- Born: Susan Carpenter
- Occupations: Writer, pirate radio personality
- Writing career
- Language: English
- Genre: Non-fiction
- Notable works: 40 Watts from Nowhere, A Journey into Pirate Radio, New York: Scribner, 2004
- Website: www.girlonamotorcycle.la/home/

= Susan Carpenter =

American writer

Susan Carpenter is co-host of The Ride, a series about modern mobility on the Southern California Public Radio station KPCC-FM. In broadcast radio segments and a weekly podcast, she reports on everything from autonomous cars and ride sharing to motorcycles, bicycles and public transit.

Before joining KPCC, Carpenter was the car and motorcycle critic for the Los Angeles Times and the Orange County Register. She is also known for operating two illegal pirate-radio stations and writing about unconventional adventures for the women's magazine Jane which she undertook in order to experience them firsthand.

A University of Wisconsin–Madison graduate, Carpenter was working as a legal secretary in San Francisco, California, in 1995, when she began pseudonymously running an illegal all-music pirate-radio station, which she named "KPBJ", after the sandwich. The station operated for three-and-a-half years before the FCC shut it down. During those years, KPBJ grew from interviewing relatively unknown guests to hosting live performances by such bands as the Red Hot Chili Peppers and Jane's Addiction.

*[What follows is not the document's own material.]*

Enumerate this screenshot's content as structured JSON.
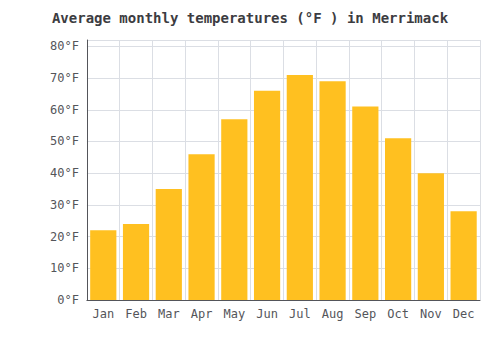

In 1998, Carpenter took a job as editor of the niche culture magazine UHF and moved to Los Angeles, where, under the alias "Paige Jarrett", she founded a new pirate station, "KBLT", also named after the sandwich, in the hipster Los Angeles community of Silver Lake. KBLT's deejays included Bob Forrest, Mike Watt and Keith Morris., performers included Mazzy Star, who played a benefit to help pay her legal fees, and the station featured bootleg world premieres of songs by Beck, Madonna, and Jesus and Mary Chain.

Carpenter's writing has also appeared in George, Marie Claire, and Cosmopolitan. She has written about topics as diverse as working as a Hooters girl, posing nude for Playboy magazine, joining the Army, working on a chain gang, competing in a Hawaiian Tropic tanning contest, and trying out for the Los Angeles Lakers dance squad, the Laker Girls, and has provided insider commentary about pirate radio happenings. In October 2012, Carpenter moved to the Orange County Register as automobile and motorcycle columnist.

In 2004, Carpenter wrote a book about her experiences as a pirate-radio operator which has been described as "sine qua non for anyone who aspires to run any kind of community-style radio station" due to the details it provides about the college, community, and pirate scene.